Earlier this month, the Biden administration was forced to exempt solar components from four Southeast Asian countries from import duties for two years in order to solve the US' solar industry supply woes. But nearly 50 percent of the world's polysilicon - the main raw material for the photovoltaic industry - comes from Xinjiang. The US simply cannot curb Xinjiang's photovoltaic industry by restricting imports.

In fact, the US' reckless decoupling move is partly the reason that how US inflation has become so entrenched in its economic system. Over a year into US President Joe Biden's first term, the US is still fighting former President Donald Trump's trade war. The Biden administration also placed many Chinese companies on its so-called entity list, which constrained Chinese enterprises' growth, but also backfired on US' manufacturing.
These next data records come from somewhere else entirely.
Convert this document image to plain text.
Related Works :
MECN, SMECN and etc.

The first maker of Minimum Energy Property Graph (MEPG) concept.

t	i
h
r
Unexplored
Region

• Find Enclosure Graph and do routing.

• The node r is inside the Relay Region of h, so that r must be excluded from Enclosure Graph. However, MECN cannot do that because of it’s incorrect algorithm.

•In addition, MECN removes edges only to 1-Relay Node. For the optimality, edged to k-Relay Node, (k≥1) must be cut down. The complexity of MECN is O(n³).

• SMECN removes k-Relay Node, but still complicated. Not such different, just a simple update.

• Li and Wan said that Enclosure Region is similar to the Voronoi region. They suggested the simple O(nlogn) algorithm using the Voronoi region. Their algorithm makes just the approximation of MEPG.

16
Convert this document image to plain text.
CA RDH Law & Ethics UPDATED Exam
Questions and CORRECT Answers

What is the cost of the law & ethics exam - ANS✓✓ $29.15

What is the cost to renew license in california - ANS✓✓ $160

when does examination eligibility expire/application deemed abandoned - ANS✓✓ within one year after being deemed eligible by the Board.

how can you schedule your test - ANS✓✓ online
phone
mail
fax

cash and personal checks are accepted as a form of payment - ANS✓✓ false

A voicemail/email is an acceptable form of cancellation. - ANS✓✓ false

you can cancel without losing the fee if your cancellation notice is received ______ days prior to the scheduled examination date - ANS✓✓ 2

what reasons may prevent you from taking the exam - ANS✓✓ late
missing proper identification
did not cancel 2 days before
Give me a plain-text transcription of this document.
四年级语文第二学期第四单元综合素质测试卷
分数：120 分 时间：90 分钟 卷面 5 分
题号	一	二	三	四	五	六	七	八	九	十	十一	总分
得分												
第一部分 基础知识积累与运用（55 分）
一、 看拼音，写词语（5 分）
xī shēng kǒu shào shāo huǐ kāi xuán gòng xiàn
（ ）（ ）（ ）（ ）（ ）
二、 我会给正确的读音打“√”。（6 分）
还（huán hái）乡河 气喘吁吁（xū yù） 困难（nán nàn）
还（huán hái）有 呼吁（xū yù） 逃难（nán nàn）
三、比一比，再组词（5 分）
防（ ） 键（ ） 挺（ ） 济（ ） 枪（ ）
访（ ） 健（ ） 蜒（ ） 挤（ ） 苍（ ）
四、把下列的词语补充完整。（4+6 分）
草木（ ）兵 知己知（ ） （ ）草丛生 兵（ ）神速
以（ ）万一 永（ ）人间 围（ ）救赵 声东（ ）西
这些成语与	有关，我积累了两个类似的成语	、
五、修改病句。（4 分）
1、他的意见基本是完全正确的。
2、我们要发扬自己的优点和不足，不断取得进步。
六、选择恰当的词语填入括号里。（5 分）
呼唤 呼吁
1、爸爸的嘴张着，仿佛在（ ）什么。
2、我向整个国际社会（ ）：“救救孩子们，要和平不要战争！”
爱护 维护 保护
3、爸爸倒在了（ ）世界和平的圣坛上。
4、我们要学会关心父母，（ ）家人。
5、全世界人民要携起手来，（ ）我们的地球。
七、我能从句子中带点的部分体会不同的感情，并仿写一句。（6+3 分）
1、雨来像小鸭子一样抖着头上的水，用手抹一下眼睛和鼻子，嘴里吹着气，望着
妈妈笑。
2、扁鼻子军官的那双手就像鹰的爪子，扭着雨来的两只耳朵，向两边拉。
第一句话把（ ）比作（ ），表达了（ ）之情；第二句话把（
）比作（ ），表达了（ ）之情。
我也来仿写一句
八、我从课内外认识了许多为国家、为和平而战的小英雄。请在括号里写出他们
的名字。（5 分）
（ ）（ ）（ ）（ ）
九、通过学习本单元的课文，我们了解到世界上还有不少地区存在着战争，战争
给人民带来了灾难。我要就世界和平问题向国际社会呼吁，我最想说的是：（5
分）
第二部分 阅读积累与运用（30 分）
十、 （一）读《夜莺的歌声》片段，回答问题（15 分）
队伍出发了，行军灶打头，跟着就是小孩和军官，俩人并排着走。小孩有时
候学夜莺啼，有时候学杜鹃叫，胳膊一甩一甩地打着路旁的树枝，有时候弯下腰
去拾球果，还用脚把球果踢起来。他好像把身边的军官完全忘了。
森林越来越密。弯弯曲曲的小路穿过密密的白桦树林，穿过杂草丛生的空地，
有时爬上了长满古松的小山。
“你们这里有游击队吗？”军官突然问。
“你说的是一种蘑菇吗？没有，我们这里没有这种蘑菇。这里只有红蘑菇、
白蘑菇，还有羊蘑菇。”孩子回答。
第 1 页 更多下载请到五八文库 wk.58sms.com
The supply shortage of semiconductors and other industrial materials, caused by Biden's decoupling moves, has led to price rises of auto vehicles and a range of electronic devices in the US market.

The UFLPA violates the laws of the market economy, undermining market rules that have been effectively formed in the global industrial chain. Washington, with this poisonous Xinjiang law, is meddling global value chain for political manipulation. It will ultimately fail, rejected by market.